Quite a straightforward piece of maths I can't seem to get my head around here:
The tangent to the parabola at the point $(4a, 4a)$ is given by what equation?
Bearing in mind the parabola is $y^2 = 4ax$ and the general point $(at^2, 2at)$ lies on the parabola.

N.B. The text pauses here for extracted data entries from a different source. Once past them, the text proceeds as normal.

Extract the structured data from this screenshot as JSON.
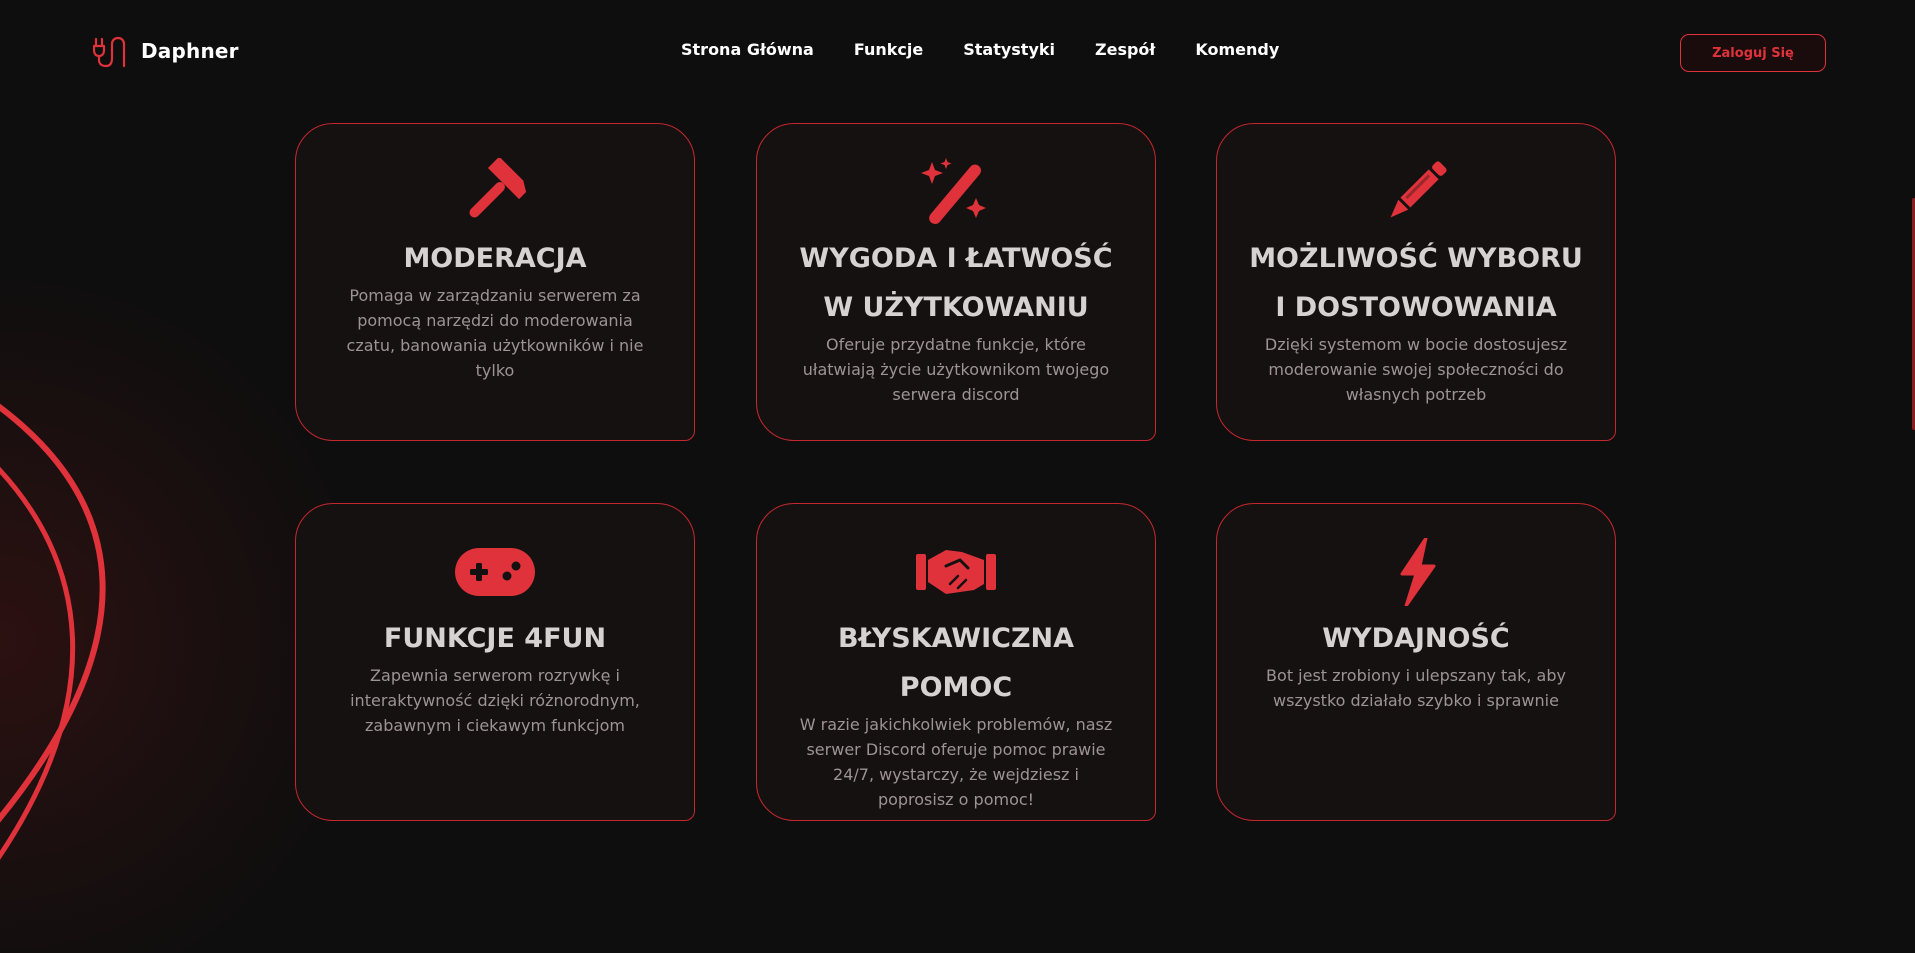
{
  "header": {
    "brand_name": "Daphner",
    "nav": [
      {
        "label": "Strona Główna"
      },
      {
        "label": "Funkcje"
      },
      {
        "label": "Statystyki"
      },
      {
        "label": "Zespół"
      },
      {
        "label": "Komendy"
      }
    ],
    "login_label": "Zaloguj Się"
  },
  "colors": {
    "accent": "#e0323a",
    "background": "#0f0e0e",
    "card_background": "#151111",
    "card_border": "#c5282e",
    "title_text": "#d7d2d2",
    "body_text": "#9c9494"
  },
  "features": [
    {
      "icon": "hammer-icon",
      "title": "MODERACJA",
      "description": "Pomaga w zarządzaniu serwerem za pomocą narzędzi do moderowania czatu, banowania użytkowników i nie tylko"
    },
    {
      "icon": "magic-wand-icon",
      "title": "WYGODA I ŁATWOŚĆ\nW UŻYTKOWANIU",
      "description": "Oferuje przydatne funkcje, które ułatwiają życie użytkownikom twojego serwera discord"
    },
    {
      "icon": "pencil-icon",
      "title": "MOŻLIWOŚĆ WYBORU\nI DOSTOWOWANIA",
      "description": "Dzięki systemom w bocie dostosujesz moderowanie swojej społeczności do własnych potrzeb"
    },
    {
      "icon": "gamepad-icon",
      "title": "FUNKCJE 4FUN",
      "description": "Zapewnia serwerom rozrywkę i interaktywność dzięki różnorodnym, zabawnym i ciekawym funkcjom"
    },
    {
      "icon": "handshake-icon",
      "title": "BŁYSKAWICZNA\nPOMOC",
      "description": "W razie jakichkolwiek problemów, nasz serwer Discord oferuje pomoc prawie 24/7, wystarczy, że wejdziesz i poprosisz o pomoc!"
    },
    {
      "icon": "lightning-bolt-icon",
      "title": "WYDAJNOŚĆ",
      "description": "Bot jest zrobiony i ulepszany tak, aby wszystko działało szybko i sprawnie"
    }
  ]
}
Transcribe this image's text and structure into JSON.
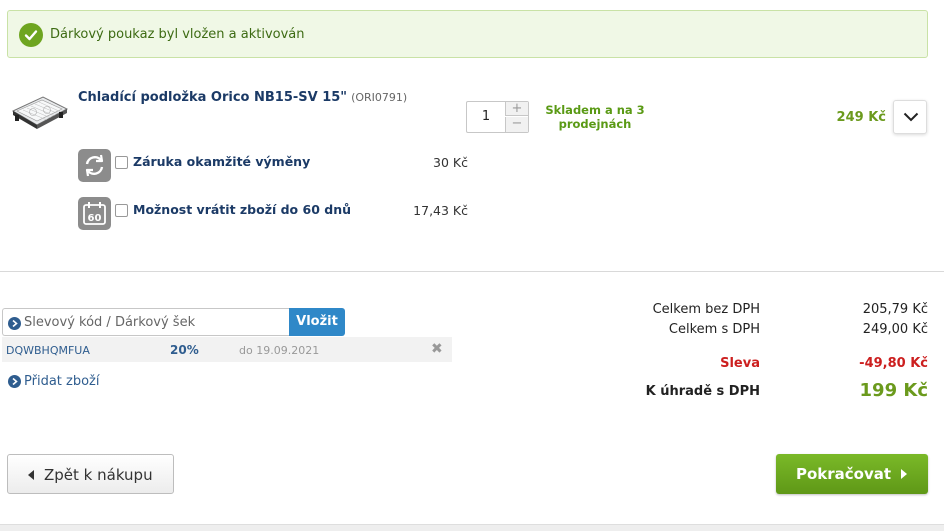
{
  "alert": {
    "message": "Dárkový poukaz byl vložen a aktivován",
    "icon": "check-circle-icon",
    "color": "#6ea520"
  },
  "product": {
    "name": "Chladící podložka Orico NB15-SV 15\"",
    "code": "(ORI0791)",
    "quantity": "1",
    "stock": "Skladem a na 3 prodejnách",
    "price": "249 Kč",
    "image": "laptop-cooling-pad"
  },
  "services": [
    {
      "label": "Záruka okamžité výměny",
      "price": "30 Kč",
      "icon": "exchange-arrows-icon",
      "checked": false
    },
    {
      "label": "Možnost vrátit zboží do 60 dnů",
      "price": "17,43 Kč",
      "icon": "calendar-60-icon",
      "checked": false
    }
  ],
  "coupon": {
    "placeholder": "Slevový kód / Dárkový šek",
    "button": "Vložit",
    "applied": {
      "code": "DQWBHQMFUA",
      "discount": "20%",
      "valid_until": "do 19.09.2021"
    }
  },
  "add_item": "Přidat zboží",
  "summary": {
    "without_vat_label": "Celkem bez DPH",
    "without_vat": "205,79 Kč",
    "with_vat_label": "Celkem s DPH",
    "with_vat": "249,00 Kč",
    "discount_label": "Sleva",
    "discount": "-49,80 Kč",
    "total_label": "K úhradě s DPH",
    "total": "199 Kč"
  },
  "buttons": {
    "back": "Zpět k nákupu",
    "continue": "Pokračovat"
  },
  "colors": {
    "accent_green": "#6ea520",
    "link_blue": "#2f5d8f",
    "button_blue": "#2f88c8",
    "discount_red": "#cc1f1f",
    "total_green": "#6b9a1d"
  }
}
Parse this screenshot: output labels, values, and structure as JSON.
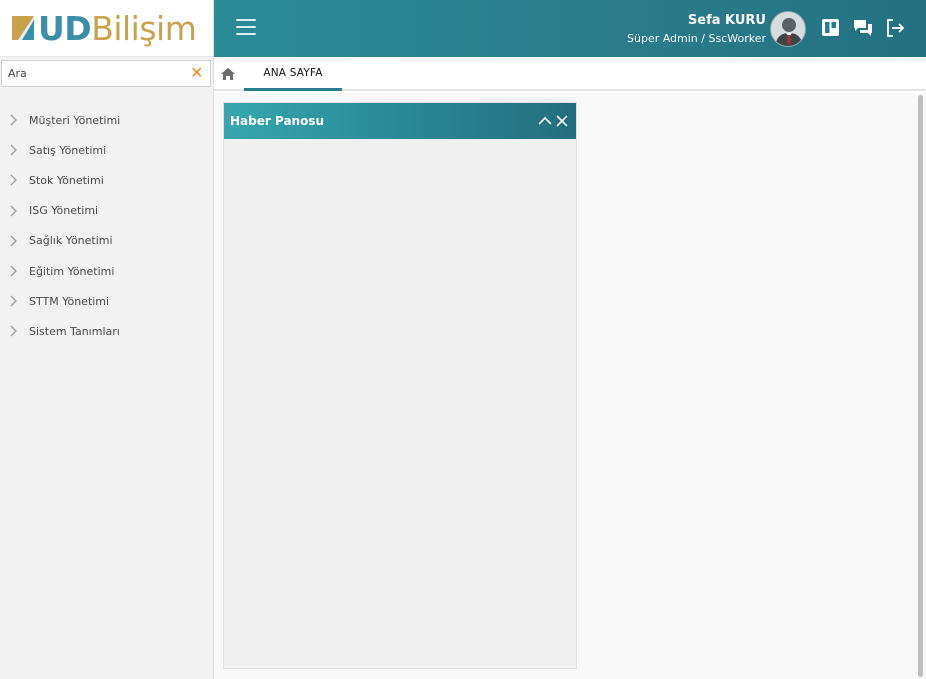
{
  "logo": {
    "text_ud": "UD",
    "text_rest": "Bilişim"
  },
  "search": {
    "placeholder": "Ara",
    "value": ""
  },
  "menu": {
    "items": [
      {
        "label": "Müşteri Yönetimi"
      },
      {
        "label": "Satış Yönetimi"
      },
      {
        "label": "Stok Yönetimi"
      },
      {
        "label": "ISG Yönetimi"
      },
      {
        "label": "Sağlık Yönetimi"
      },
      {
        "label": "Eğitim Yönetimi"
      },
      {
        "label": "STTM Yönetimi"
      },
      {
        "label": "Sistem Tanımları"
      }
    ]
  },
  "header": {
    "user_name": "Sefa KURU",
    "user_role": "Süper Admin / SscWorker",
    "icons": [
      "menu-icon",
      "avatar",
      "board-icon",
      "chat-icon",
      "logout-icon"
    ]
  },
  "tabs": [
    {
      "label": "ANA SAYFA",
      "active": true
    }
  ],
  "panel": {
    "title": "Haber Panosu"
  },
  "colors": {
    "accent": "#2a7d8b",
    "clear": "#f08a24",
    "logo_blue": "#3a8fa8",
    "logo_gold": "#c8a24a"
  }
}
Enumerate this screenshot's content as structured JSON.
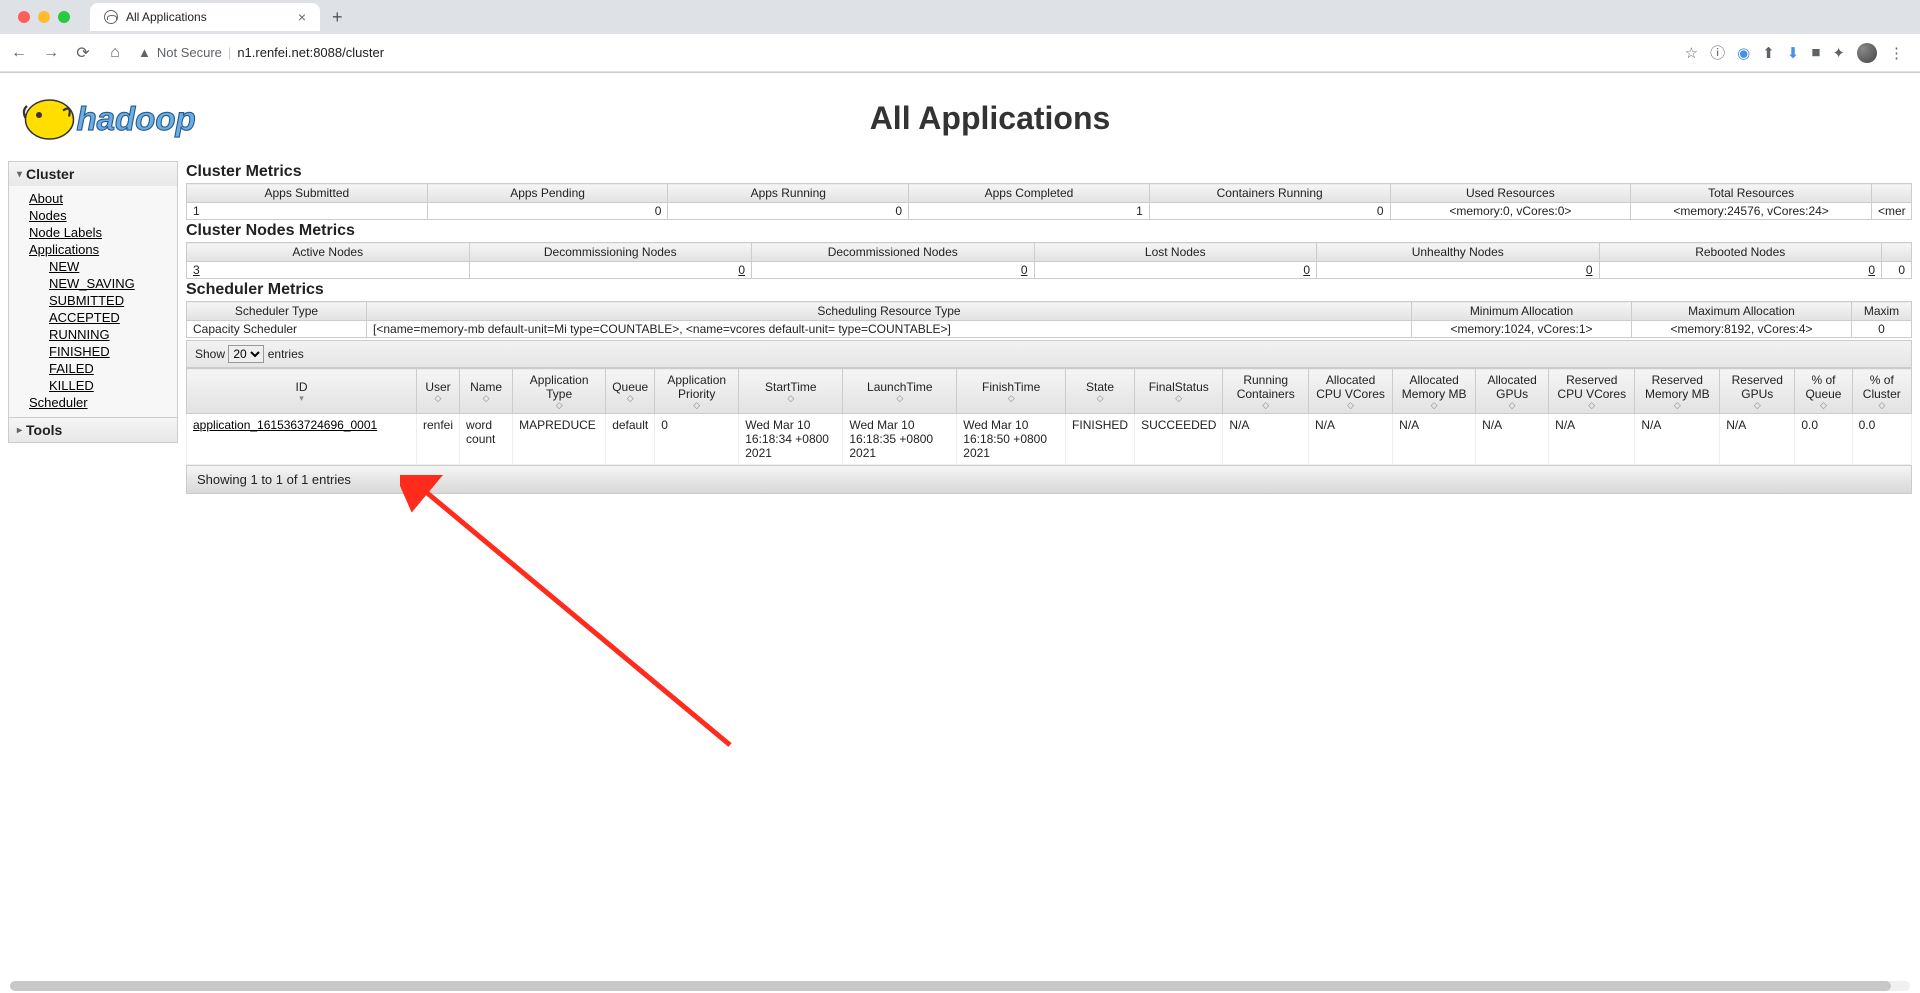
{
  "browser": {
    "tab_title": "All Applications",
    "not_secure": "Not Secure",
    "url": "n1.renfei.net:8088/cluster"
  },
  "page_title": "All Applications",
  "sidebar": {
    "cluster_label": "Cluster",
    "tools_label": "Tools",
    "items": {
      "about": "About",
      "nodes": "Nodes",
      "node_labels": "Node Labels",
      "applications": "Applications",
      "scheduler": "Scheduler"
    },
    "app_states": {
      "new": "NEW",
      "new_saving": "NEW_SAVING",
      "submitted": "SUBMITTED",
      "accepted": "ACCEPTED",
      "running": "RUNNING",
      "finished": "FINISHED",
      "failed": "FAILED",
      "killed": "KILLED"
    }
  },
  "cluster_metrics": {
    "title": "Cluster Metrics",
    "headers": [
      "Apps Submitted",
      "Apps Pending",
      "Apps Running",
      "Apps Completed",
      "Containers Running",
      "Used Resources",
      "Total Resources",
      ""
    ],
    "values": [
      "1",
      "0",
      "0",
      "1",
      "0",
      "<memory:0, vCores:0>",
      "<memory:24576, vCores:24>",
      "<mer"
    ]
  },
  "nodes_metrics": {
    "title": "Cluster Nodes Metrics",
    "headers": [
      "Active Nodes",
      "Decommissioning Nodes",
      "Decommissioned Nodes",
      "Lost Nodes",
      "Unhealthy Nodes",
      "Rebooted Nodes",
      ""
    ],
    "values": [
      "3",
      "0",
      "0",
      "0",
      "0",
      "0",
      "0"
    ]
  },
  "scheduler_metrics": {
    "title": "Scheduler Metrics",
    "headers": [
      "Scheduler Type",
      "Scheduling Resource Type",
      "Minimum Allocation",
      "Maximum Allocation",
      "Maxim"
    ],
    "values": [
      "Capacity Scheduler",
      "[<name=memory-mb default-unit=Mi type=COUNTABLE>, <name=vcores default-unit= type=COUNTABLE>]",
      "<memory:1024, vCores:1>",
      "<memory:8192, vCores:4>",
      "0"
    ]
  },
  "show_entries": {
    "prefix": "Show",
    "value": "20",
    "suffix": "entries"
  },
  "app_table": {
    "headers": [
      "ID",
      "User",
      "Name",
      "Application Type",
      "Queue",
      "Application Priority",
      "StartTime",
      "LaunchTime",
      "FinishTime",
      "State",
      "FinalStatus",
      "Running Containers",
      "Allocated CPU VCores",
      "Allocated Memory MB",
      "Allocated GPUs",
      "Reserved CPU VCores",
      "Reserved Memory MB",
      "Reserved GPUs",
      "% of Queue",
      "% of Cluster"
    ],
    "row": {
      "id": "application_1615363724696_0001",
      "user": "renfei",
      "name": "word count",
      "type": "MAPREDUCE",
      "queue": "default",
      "priority": "0",
      "start": "Wed Mar 10 16:18:34 +0800 2021",
      "launch": "Wed Mar 10 16:18:35 +0800 2021",
      "finish": "Wed Mar 10 16:18:50 +0800 2021",
      "state": "FINISHED",
      "final": "SUCCEEDED",
      "running_c": "N/A",
      "alloc_cpu": "N/A",
      "alloc_mem": "N/A",
      "alloc_gpu": "N/A",
      "res_cpu": "N/A",
      "res_mem": "N/A",
      "res_gpu": "N/A",
      "pct_q": "0.0",
      "pct_c": "0.0"
    },
    "footer": "Showing 1 to 1 of 1 entries"
  }
}
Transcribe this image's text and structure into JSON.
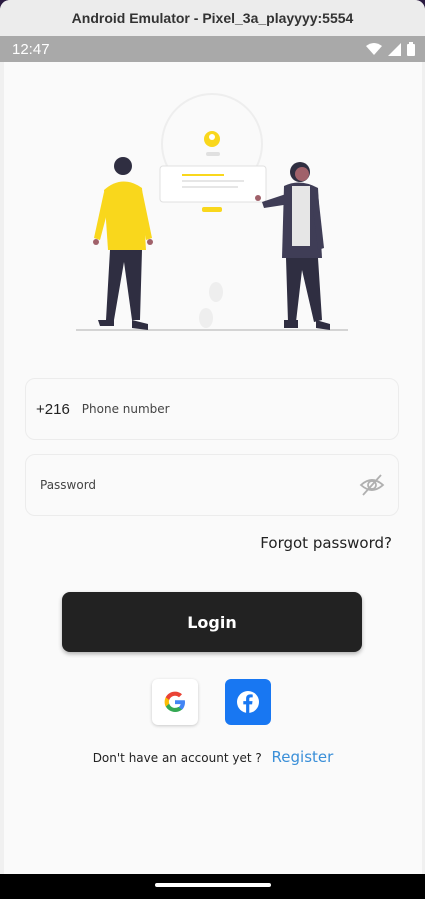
{
  "window": {
    "title": "Android Emulator - Pixel_3a_playyyy:5554"
  },
  "status_bar": {
    "time": "12:47",
    "icons": [
      "wifi-icon",
      "cell-signal-icon",
      "battery-icon"
    ]
  },
  "login_form": {
    "phone_prefix": "+216",
    "phone_placeholder": "Phone number",
    "password_placeholder": "Password",
    "forgot_password": "Forgot password?",
    "login_button": "Login"
  },
  "social": {
    "google_icon": "google-icon",
    "facebook_icon": "facebook-icon"
  },
  "register": {
    "prompt": "Don't have an account yet ?",
    "link": "Register"
  },
  "colors": {
    "accent_blue": "#3a8fd8",
    "button_dark": "#222222",
    "facebook_blue": "#1877f2",
    "illustration_yellow": "#f9d71c"
  }
}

Do you know how to compute the tangents to $y=\frac{1}{4a}x^2$ by differentiation? If we take the point $(t,\frac{1}{4a}t^2)$, the tangent has equation $$ y-\frac{1}{4a}t^2=\frac{1}{2a}t(x-t) $$ because the derivative of $x\mapsto \frac{1}{4a}x^2$ is $x\mapsto \frac{1}{2a}x$. For $t=4a$, we get $$ y-\frac{1}{4a}16a^2=\frac{1}{2a}4a(x-4a) $$ that is $$ y-4a=2x-8a $$ or $$ y=2x-4a $$
Just swap $x$ with $y$ and the requested tangent will be $$ x=2y-4a $$
Note that swapping $x$ with $y$ is an isometry, so it preserves tangents.
Let's make another example. Suppose you want to compute the normal to the parabola at the point $(a,-2a)$. You can do it in a very similar way, by computing the normal to the parabola $y=\frac{1}{4a}x^2$ at the point $(-2a,a)$. The tangent will be $$ y-a=\frac{1}{2a}\cdot(-2a)(x+2a) $$ or $$ y-a=-x-2a $$ that is $$ y=-x-a $$ The normal is thus $$ y=x-a $$ so the required normal is $$ x=y-a $$ (by swapping back $x$ with $y$).